Do people or organisations form a network?

When I ask: “Who can influence this-and-that?” as a first step in a Net-Map exercise, it depends very much on the “this-and-that”, on the context and on the interviewees, whether they will come up with a lot of

  • organisations (Ministry of XY, NGOs, women’s groups, etc.) or
  • groups of people who do similar things or have similar characteristics (fishermen, market women, school children) or
  • individuals.

There are two reasons why it might make sense to be more specific at this point, to define more clearly, what actors you want to involve.

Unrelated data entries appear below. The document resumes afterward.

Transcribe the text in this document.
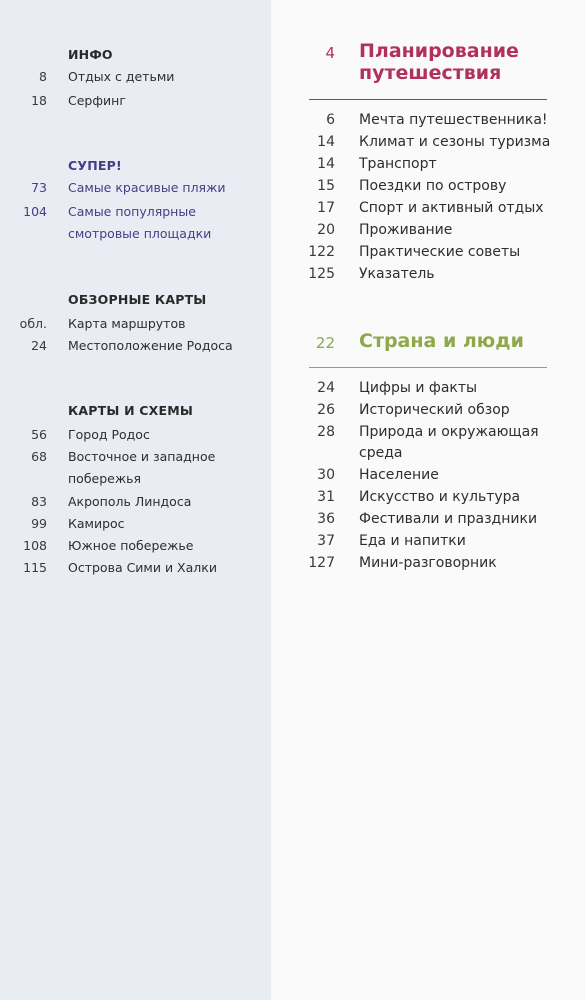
ИНФО
8 Отдых с детьми
18 Серфинг
СУПЕР!
73 Самые красивые пляжи
104 Самые популярные
смотровые площадки
ОБЗОРНЫЕ КАРТЫ
обл. Карта маршрутов
24 Местоположение Родоса
КАРТЫ И СХЕМЫ
56 Город Родос
68 Восточное и западное
побережья
83 Акрополь Линдоса
99 Камирос
108 Южное побережье
115 Острова Сими и Халки
4 Планирование
путешествия
6 Мечта путешественника!
14 Климат и сезоны туризма
14 Транспорт
15 Поездки по острову
17 Спорт и активный отдых
20 Проживание
122 Практические советы
125 Указатель
22 Страна и люди
24 Цифры и факты
26 Исторический обзор
28 Природа и окружающая
среда
30 Население
31 Искусство и культура
36 Фестивали и праздники
37 Еда и напитки
127 Мини-разговорник
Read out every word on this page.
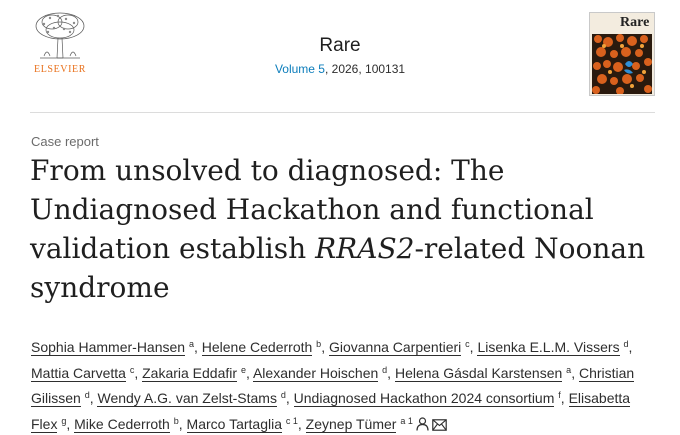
ELSEVIER
Rare
Volume 5, 2026, 100131
Rare
Case report
From unsolved to diagnosed: The Undiagnosed Hackathon and functional validation establish RRAS2-related Noonan syndrome
Sophia Hammer-Hansen $^a$, Helene Cederroth $^b$, Giovanna Carpentieri $^c$, Lisenka E.L.M. Vissers $^d$, Mattia Carvetta $^c$, Zakaria Eddafir $^e$, Alexander Hoischen $^d$, Helena Gásdal Karstensen $^a$, Christian Gilissen $^d$, Wendy A.G. van Zelst-Stams $^d$, Undiagnosed Hackathon 2024 consortium $^f$, Elisabetta Flex $^g$, Mike Cederroth $^b$, Marco Tartaglia $^{c 1}$, Zeynep Tümer $^{a 1}$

1. One reason is the data analysis, especially if you want to compare different maps and do so in a more structured and quantitative way. If for example you want to lay maps on top of each other to develop a cognitive social structure, it becomes difficult if your interview-partners name actors on very different levels and you want to combine them. For example the Minister of Agriculture is not exactly the same as the Ministry of Agriculture. But it also doesn’t make sense to map them as two completely distinct actors.

2. The second reason lies in the use of the maps as a basis for strategic action. If you want to really plan your next steps on the base of this map, it might not be enough to know that your organisation is somehow linked to an organisation that is of importance to you. If you want to contact them, then one individual in your organisation will pick up the phone, write an email or walk over and knock at the door of one individual of that organisation. So, while you want to contact the organisation, you want to identify what personal links exist between the two.

While thinking about this, I read about one of the many tools that are called “power mapping” and what I like here is a two step approach: First you map all the institutions/organizations that might be relevant in your case. Then, as a second step you think about individuals in these organizations that you know or know of. By drawing the links between these individuals (that are placed around the organizations) you can think more strategically about possibilities of using these individuals as entry points to their organizations. This will at least be useful to solve problem number two (in the action oriented use of the method).

Social Networks and the evaluation of development projects

If this headline catches your eye, I believe that Rick Davies’ website is an interesting spot for getting more information and thought about why and how development projects unfold in network manners, how we can understand the drivers of Most Significant Changes and what paradigm shifts are necessary to incorporate this thinking into mainstream monitoring and evaluation of development projects. Also, check out his very active Monitoring and Evaluation mailing-list.

Shaping a brighter future: Net-Map in post-conflict situations

Evans Omari sent me a comment (see “about” section), asking how Net-Map could be used in “capacity development for local governance in a post-conflict transitional support situation”. While I don’t know the particulars of this specific case, I can think of two possible lines of application.

  1. As tool to understand the conflict and facilitate the re-conciliation process (focus on the conflict).
  2. As a tool to understand the governance situation as is and build and support governance structures that will help everyone to pick up the pieces and work towards a better future (focus on post-conflict governance).

I have said a bit about the use of Net-Map to understand conflict below. So now I would like to focus on the second case, building sustainable structures in a situation where the governance system and the society as a whole has been seriously affected by a conflict.

Let’s say you work on re-establishing the health sector. I would start by asking those who have been working in the field or observing it for a longer time, to map out how the situation is today, who influences what happens in this sector, how they are linked, how influential they are and what their goals are. I would make sure, that all parties of the past conflict and external observers have a say here. Depending on the fear and tensions that still exist, it might make sense to do the initial interviews with individuals and not as a group.

From that mapping of the situation as is, I would start a discussion with them about: What are the most burning issues that need to be resolved now? What would the functioning health system in the future look like if everything went well? What are your core priorities? Then I would facilitate a group process where people draw Net-Maps about: What kind of influence networks would we have to develop to reach this vision?

Through getting to this shared vision the group would have a clearer understanding of what they are striving for and how they might achieve it. But also, the group process of getting to this together can set free a lot of positive energy and understanding of each other’s position. To do this in a group meeting also means that the participants make a common public commitment to this plan that they draw together. And finally, it gives them a tool to assess a few years down the road, if they have come to where they intended to go and what the reasons for achievements and failures were.

Evans, does that answer your question?